This Is What Disability Binarism Looks Like - mhb
http://thatcrazycrippledchick.blogspot.com/2013/12/this-is-what-disability-binarism-looks.html
======
thomasfedb
Humans like to categorise stuff - and they just love it when stuff fits into
two boxes. Or so they thought. Sadly this can be incredibly hurtful and
dangerous.

I spend a reasonable amount of time caring for kids with mental disabilities.
They all come with neat little diagnoses and associated categories - which are
almost invariably useless. A disability can be as unique as a fingerprint.
Telling me that David has autism tells me nothing about his propensity to
chase his carers around with sharp things. Telling me that Blake has Battens
doesn't tell me if he can still walk.

I understand the categorising - we just don't have time to know all the
details.
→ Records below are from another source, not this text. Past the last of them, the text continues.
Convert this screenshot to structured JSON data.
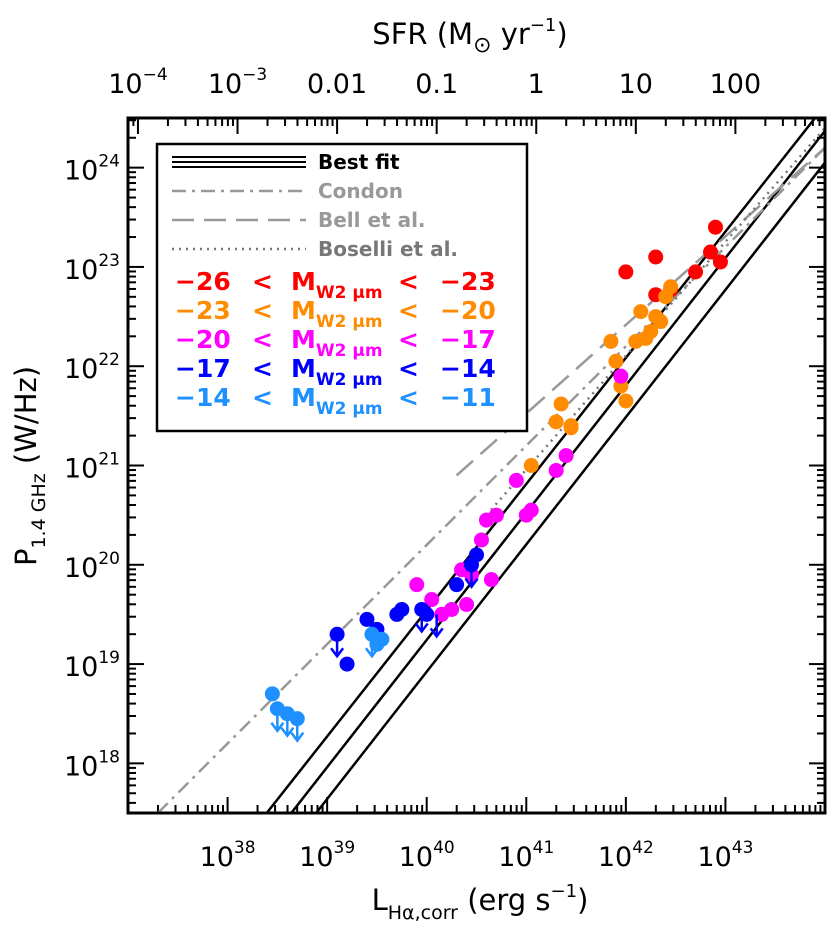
{
  "chart_data": {
    "type": "scatter",
    "title": "",
    "top_axis": {
      "label_text": "SFR (M",
      "label_unit": "yr",
      "label_exp": "−1",
      "ticks": [
        {
          "label": "10",
          "exp": "−4",
          "value": 0.0001
        },
        {
          "label": "10",
          "exp": "−3",
          "value": 0.001
        },
        {
          "label": "0.01",
          "exp": "",
          "value": 0.01
        },
        {
          "label": "0.1",
          "exp": "",
          "value": 0.1
        },
        {
          "label": "1",
          "exp": "",
          "value": 1
        },
        {
          "label": "10",
          "exp": "",
          "value": 10
        },
        {
          "label": "100",
          "exp": "",
          "value": 100
        }
      ]
    },
    "x_axis": {
      "label_main": "L",
      "label_sub": "Hα,corr",
      "label_unit": " (erg s",
      "label_exp": "−1",
      "label_close": ")",
      "scale": "log",
      "log_range": [
        37.0,
        44.0
      ],
      "ticks": [
        {
          "base": "10",
          "exp": "38",
          "log": 38
        },
        {
          "base": "10",
          "exp": "39",
          "log": 39
        },
        {
          "base": "10",
          "exp": "40",
          "log": 40
        },
        {
          "base": "10",
          "exp": "41",
          "log": 41
        },
        {
          "base": "10",
          "exp": "42",
          "log": 42
        },
        {
          "base": "10",
          "exp": "43",
          "log": 43
        }
      ]
    },
    "y_axis": {
      "label_main": "P",
      "label_sub": "1.4 GHz",
      "label_unit": " (W/Hz)",
      "scale": "log",
      "log_range": [
        17.5,
        24.5
      ],
      "ticks": [
        {
          "base": "10",
          "exp": "18",
          "log": 18
        },
        {
          "base": "10",
          "exp": "19",
          "log": 19
        },
        {
          "base": "10",
          "exp": "20",
          "log": 20
        },
        {
          "base": "10",
          "exp": "21",
          "log": 21
        },
        {
          "base": "10",
          "exp": "22",
          "log": 22
        },
        {
          "base": "10",
          "exp": "23",
          "log": 23
        },
        {
          "base": "10",
          "exp": "24",
          "log": 24
        }
      ]
    },
    "legend": {
      "placement": "top-left",
      "lines": [
        {
          "label": "Best fit",
          "style": "triple-solid",
          "color": "#000000"
        },
        {
          "label": "Condon",
          "style": "dash-dot",
          "color": "#999999"
        },
        {
          "label": "Bell et al.",
          "style": "long-dash",
          "color": "#999999"
        },
        {
          "label": "Boselli et al.",
          "style": "dotted",
          "color": "#777777"
        }
      ],
      "bins": [
        {
          "low": "−26",
          "lt": "<",
          "M": "M",
          "sub": "W2 μm",
          "high": "−23",
          "color": "#ff0000"
        },
        {
          "low": "−23",
          "lt": "<",
          "M": "M",
          "sub": "W2 μm",
          "high": "−20",
          "color": "#ff8c00"
        },
        {
          "low": "−20",
          "lt": "<",
          "M": "M",
          "sub": "W2 μm",
          "high": "−17",
          "color": "#ff00ff"
        },
        {
          "low": "−17",
          "lt": "<",
          "M": "M",
          "sub": "W2 μm",
          "high": "−14",
          "color": "#0000ff"
        },
        {
          "low": "−14",
          "lt": "<",
          "M": "M",
          "sub": "W2 μm",
          "high": "−11",
          "color": "#1e90ff"
        }
      ]
    },
    "lines": [
      {
        "name": "Best fit",
        "points": [
          [
            38.0,
            17.0
          ],
          [
            43.9,
            24.5
          ]
        ],
        "color": "#000000",
        "width": 2.5
      },
      {
        "name": "Best fit",
        "points": [
          [
            38.25,
            17.0
          ],
          [
            44.1,
            24.5
          ]
        ],
        "color": "#000000",
        "width": 2.5
      },
      {
        "name": "Best fit",
        "points": [
          [
            38.5,
            17.0
          ],
          [
            44.35,
            24.5
          ]
        ],
        "color": "#000000",
        "width": 2.5
      },
      {
        "name": "Condon",
        "points": [
          [
            37.3,
            17.5
          ],
          [
            44.0,
            24.2
          ]
        ],
        "color": "#999999",
        "width": 2.5,
        "dash": "14,6,3,6"
      },
      {
        "name": "Bell et al.",
        "points": [
          [
            40.3,
            20.9
          ],
          [
            44.0,
            24.2
          ]
        ],
        "color": "#999999",
        "width": 2.5,
        "dash": "22,10"
      },
      {
        "name": "Boselli et al.",
        "points": [
          [
            40.6,
            20.5
          ],
          [
            44.0,
            24.4
          ]
        ],
        "color": "#777777",
        "width": 2.5,
        "dash": "2,5"
      }
    ],
    "series": [
      {
        "name": "−26 < M W2 μm < −23",
        "color": "#ff0000",
        "points": [
          [
            42.0,
            22.95
          ],
          [
            42.3,
            23.1
          ],
          [
            42.3,
            22.72
          ],
          [
            42.45,
            22.77
          ],
          [
            42.7,
            22.95
          ],
          [
            42.85,
            23.15
          ],
          [
            42.9,
            23.4
          ],
          [
            42.95,
            23.05
          ]
        ]
      },
      {
        "name": "−23 < M W2 μm < −20",
        "color": "#ff8c00",
        "points": [
          [
            41.05,
            21.0
          ],
          [
            41.35,
            21.62
          ],
          [
            41.3,
            21.44
          ],
          [
            41.45,
            21.38
          ],
          [
            41.45,
            21.4
          ],
          [
            41.85,
            22.25
          ],
          [
            41.9,
            22.05
          ],
          [
            41.95,
            21.8
          ],
          [
            42.0,
            21.65
          ],
          [
            42.1,
            22.25
          ],
          [
            42.15,
            22.55
          ],
          [
            42.25,
            22.35
          ],
          [
            42.3,
            22.5
          ],
          [
            42.35,
            22.45
          ],
          [
            42.4,
            22.7
          ],
          [
            42.45,
            22.8
          ],
          [
            42.2,
            22.28
          ]
        ]
      },
      {
        "name": "−20 < M W2 μm < −17",
        "color": "#ff00ff",
        "points": [
          [
            39.9,
            19.8
          ],
          [
            40.05,
            19.65
          ],
          [
            40.15,
            19.5
          ],
          [
            40.25,
            19.55
          ],
          [
            40.35,
            19.95
          ],
          [
            40.4,
            19.6
          ],
          [
            40.45,
            19.9
          ],
          [
            40.55,
            20.25
          ],
          [
            40.6,
            20.45
          ],
          [
            40.65,
            19.85
          ],
          [
            40.7,
            20.5
          ],
          [
            40.9,
            20.85
          ],
          [
            41.0,
            20.5
          ],
          [
            41.05,
            20.55
          ],
          [
            41.3,
            20.95
          ],
          [
            41.4,
            21.1
          ],
          [
            41.95,
            21.9
          ]
        ]
      },
      {
        "name": "−17 < M W2 μm < −14",
        "color": "#0000ff",
        "points": [
          [
            39.1,
            19.3
          ],
          [
            39.2,
            19.0
          ],
          [
            39.4,
            19.45
          ],
          [
            39.5,
            19.35
          ],
          [
            39.7,
            19.5
          ],
          [
            39.75,
            19.55
          ],
          [
            39.95,
            19.55
          ],
          [
            40.0,
            19.5
          ],
          [
            40.3,
            19.8
          ],
          [
            40.45,
            20.0
          ],
          [
            40.5,
            20.1
          ]
        ]
      },
      {
        "name": "−14 < M W2 μm < −11",
        "color": "#1e90ff",
        "points": [
          [
            38.45,
            18.7
          ],
          [
            38.5,
            18.55
          ],
          [
            38.6,
            18.5
          ],
          [
            38.7,
            18.45
          ],
          [
            39.45,
            19.3
          ],
          [
            39.5,
            19.2
          ],
          [
            39.55,
            19.25
          ]
        ]
      }
    ],
    "upper_limits": [
      {
        "x": 38.5,
        "y": 18.55,
        "color": "#1e90ff"
      },
      {
        "x": 38.6,
        "y": 18.5,
        "color": "#1e90ff"
      },
      {
        "x": 38.7,
        "y": 18.45,
        "color": "#1e90ff"
      },
      {
        "x": 39.1,
        "y": 19.3,
        "color": "#0000ff"
      },
      {
        "x": 39.45,
        "y": 19.3,
        "color": "#1e90ff"
      },
      {
        "x": 39.95,
        "y": 19.55,
        "color": "#0000ff"
      },
      {
        "x": 40.1,
        "y": 19.5,
        "color": "#0000ff"
      },
      {
        "x": 40.45,
        "y": 20.0,
        "color": "#0000ff"
      }
    ]
  }
}
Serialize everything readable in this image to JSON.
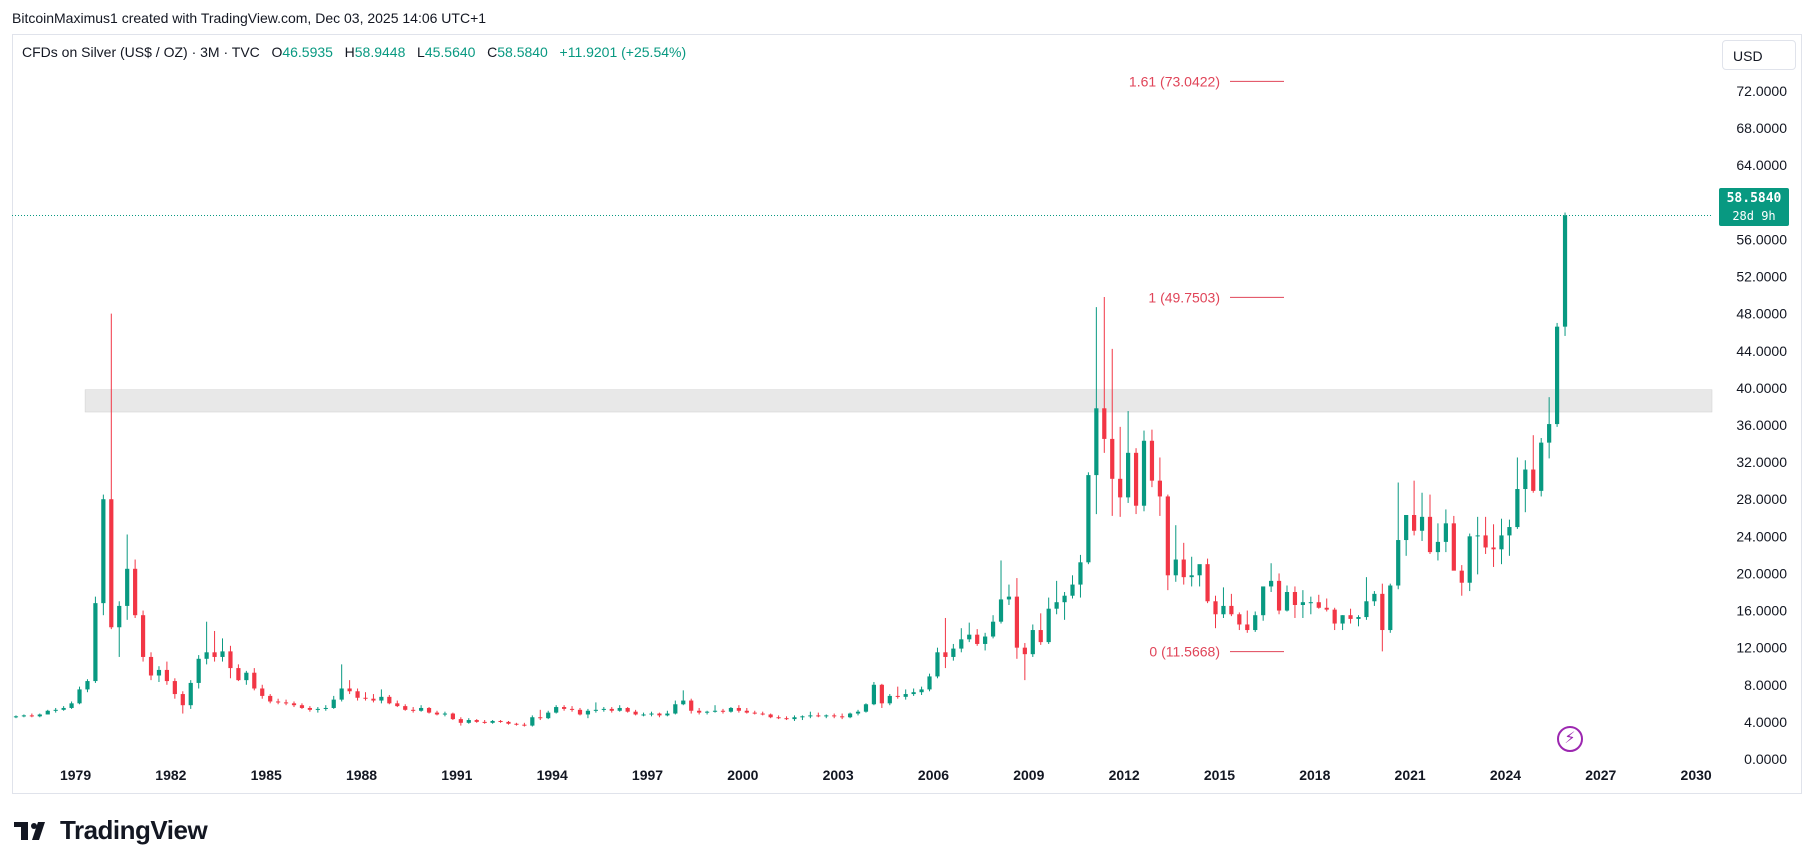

But surely, surely, humans are advanced enough to understand that
almost everything is a spectrum, maybe?

How's Blake? "About 7." That would be much better than "He's got Battens" or,
worse "Disabled".

------
angersock
Missing is the fact that the author has cerebral palsy, so complaints of low-
energy movement make a great deal more sense--author is not simply being lazy
or fat in a Rascal.

------
cellphonehippie
I'm the author of this blog - thank you so much for posting it! I'd also like
to point out that sometimes obesity can cause disabilities and disabilities
can cause obesity. Sizeism/fatphobia is a thing. It's not a good thing.